During a medical emergency, the last thing anyone wants to worry about is their ability to pay for care. But according to a recent study by Brigham researchers, flawed insurance policies can result in denied coverage for patients visiting an emergency department (ED) based on their discharge diagnosis.
Brigham investigators analyzed a national sample of ED visits between 2011 and 2015 to determine the proportion that could be denied coverage if commercial insurers across the U.S. adopted the coverage-denial criteria of a large national insurer, Anthem, Inc., based on ED discharge diagnoses.
Researchers studied ED visits of more than 28,000 commercially insured adults, ages 15 to 64, and found that the insurer’s list of nonemergent diagnoses would classify coverage denial for nearly 16 percent of the visits examined. On a larger scale, that could translate to 4.6 million ED visits annually. Their findings were published this month in JAMA Network Open.
“Up to one-sixth of adult emergency department patients with private health insurance would qualify for further review and may be denied coverage under this policy,” said lead study author Shih-Chuan (Andrew) Chou, MD, MPH, of the Department of Emergency Medicine.
Researchers noted that in almost 90 percent of ED visits, the primary presenting symptoms that brought patients to the emergency department were the same presenting symptoms as those with diagnoses at risk of denial. Yet, among these patients, more than 65 percent received emergency-level services, such as imaging or multiple blood tests.

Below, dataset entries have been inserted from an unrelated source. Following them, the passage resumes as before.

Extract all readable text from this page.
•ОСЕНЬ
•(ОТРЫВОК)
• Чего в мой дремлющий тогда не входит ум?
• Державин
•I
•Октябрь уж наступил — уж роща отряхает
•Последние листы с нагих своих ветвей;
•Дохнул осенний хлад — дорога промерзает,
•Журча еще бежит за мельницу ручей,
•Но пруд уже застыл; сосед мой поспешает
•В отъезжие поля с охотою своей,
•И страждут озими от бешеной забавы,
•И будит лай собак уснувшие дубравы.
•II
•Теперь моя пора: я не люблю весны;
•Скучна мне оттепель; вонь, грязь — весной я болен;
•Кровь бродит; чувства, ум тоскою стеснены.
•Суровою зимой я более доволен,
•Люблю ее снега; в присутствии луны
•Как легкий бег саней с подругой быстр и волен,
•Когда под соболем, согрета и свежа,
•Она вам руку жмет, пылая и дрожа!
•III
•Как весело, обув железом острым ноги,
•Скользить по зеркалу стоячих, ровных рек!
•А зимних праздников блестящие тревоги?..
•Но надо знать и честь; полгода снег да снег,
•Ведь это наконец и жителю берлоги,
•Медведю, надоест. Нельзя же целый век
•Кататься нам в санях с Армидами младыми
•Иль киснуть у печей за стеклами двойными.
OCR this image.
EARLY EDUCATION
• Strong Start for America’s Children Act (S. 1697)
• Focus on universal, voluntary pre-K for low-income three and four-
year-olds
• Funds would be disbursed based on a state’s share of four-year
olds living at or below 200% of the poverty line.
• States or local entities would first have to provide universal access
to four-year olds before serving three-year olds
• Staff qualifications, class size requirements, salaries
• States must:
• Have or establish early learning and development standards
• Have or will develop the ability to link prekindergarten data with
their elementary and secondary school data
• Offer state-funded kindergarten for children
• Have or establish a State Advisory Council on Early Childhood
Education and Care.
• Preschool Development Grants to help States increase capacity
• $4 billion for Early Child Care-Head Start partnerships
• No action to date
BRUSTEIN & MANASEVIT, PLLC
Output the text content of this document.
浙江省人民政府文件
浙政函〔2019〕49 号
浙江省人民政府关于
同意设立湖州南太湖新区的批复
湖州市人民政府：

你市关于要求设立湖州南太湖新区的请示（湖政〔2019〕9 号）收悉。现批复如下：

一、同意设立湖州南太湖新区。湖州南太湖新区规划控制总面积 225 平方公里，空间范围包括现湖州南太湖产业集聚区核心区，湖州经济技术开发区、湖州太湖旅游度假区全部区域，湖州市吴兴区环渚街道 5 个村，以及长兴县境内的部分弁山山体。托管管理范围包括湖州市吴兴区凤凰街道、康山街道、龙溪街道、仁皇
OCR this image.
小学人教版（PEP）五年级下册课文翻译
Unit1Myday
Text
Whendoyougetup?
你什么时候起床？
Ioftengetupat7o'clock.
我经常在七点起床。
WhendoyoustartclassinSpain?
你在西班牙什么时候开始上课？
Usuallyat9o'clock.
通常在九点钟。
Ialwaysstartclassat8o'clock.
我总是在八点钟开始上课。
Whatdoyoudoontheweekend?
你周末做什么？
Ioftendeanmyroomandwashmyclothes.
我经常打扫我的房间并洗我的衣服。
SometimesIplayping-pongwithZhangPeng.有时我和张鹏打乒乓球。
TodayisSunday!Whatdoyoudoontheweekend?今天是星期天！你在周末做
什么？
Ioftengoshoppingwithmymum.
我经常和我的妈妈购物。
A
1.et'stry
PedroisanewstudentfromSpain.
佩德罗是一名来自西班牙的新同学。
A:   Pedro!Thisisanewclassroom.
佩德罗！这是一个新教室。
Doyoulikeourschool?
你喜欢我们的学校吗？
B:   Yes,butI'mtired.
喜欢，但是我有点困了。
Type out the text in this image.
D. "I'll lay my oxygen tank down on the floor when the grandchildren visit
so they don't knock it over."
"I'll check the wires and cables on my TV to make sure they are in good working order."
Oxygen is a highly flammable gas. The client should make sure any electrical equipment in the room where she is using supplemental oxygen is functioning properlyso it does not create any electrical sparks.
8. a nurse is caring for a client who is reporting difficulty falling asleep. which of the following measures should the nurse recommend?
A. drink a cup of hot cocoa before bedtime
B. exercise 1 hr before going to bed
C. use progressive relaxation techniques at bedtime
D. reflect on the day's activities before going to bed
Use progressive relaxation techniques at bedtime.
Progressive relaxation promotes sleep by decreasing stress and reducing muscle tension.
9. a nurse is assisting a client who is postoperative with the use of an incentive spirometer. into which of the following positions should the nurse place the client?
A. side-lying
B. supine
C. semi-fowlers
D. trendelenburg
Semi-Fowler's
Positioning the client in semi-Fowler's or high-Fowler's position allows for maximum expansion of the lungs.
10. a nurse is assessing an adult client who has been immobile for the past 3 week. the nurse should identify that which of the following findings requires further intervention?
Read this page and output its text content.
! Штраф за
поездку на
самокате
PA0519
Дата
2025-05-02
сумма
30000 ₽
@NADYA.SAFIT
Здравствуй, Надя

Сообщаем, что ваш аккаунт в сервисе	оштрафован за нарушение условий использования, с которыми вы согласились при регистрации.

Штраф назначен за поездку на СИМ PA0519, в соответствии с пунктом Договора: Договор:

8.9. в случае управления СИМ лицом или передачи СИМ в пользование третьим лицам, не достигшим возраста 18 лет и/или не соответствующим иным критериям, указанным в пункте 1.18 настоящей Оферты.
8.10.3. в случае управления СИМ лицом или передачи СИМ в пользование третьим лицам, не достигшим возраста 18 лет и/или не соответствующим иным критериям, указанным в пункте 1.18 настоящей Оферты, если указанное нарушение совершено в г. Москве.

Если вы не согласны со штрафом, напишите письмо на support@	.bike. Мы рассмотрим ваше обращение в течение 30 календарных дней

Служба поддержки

Researchers concluded that it is problematic for insurance companies to retrospectively determine coverage for a visit based on diagnosis because patients decide to go to the ED based on their symptoms – a decision that may be very reasonable at that time.
“Nearly 90 percent of adult ED patients will have symptoms that could lead to a nonemergency diagnosis – and review for possible coverage denial – including symptoms such as chest pain, which is one of the most common reasons patients are hospitalized from the ED,” Chou said.
Senior author Jeremiah Schuur, MD, MHS, of Emergency Medicine, said the onus should not be on patients to determine if such symptoms warrant coverage for emergency care.
“Patients come to the ED with symptoms and not diagnoses,” he said. “After-the-fact policies that use final diagnoses to judge the appropriateness of an ED visit and further apply a financial penalty will put patients in a difficult spot where they are expected to self-determine whether there is a concerning illness. A better solution is to make it easier for patients to receive care for acute illnesses when they want to go outside the ED and access, for example, urgent care centers.”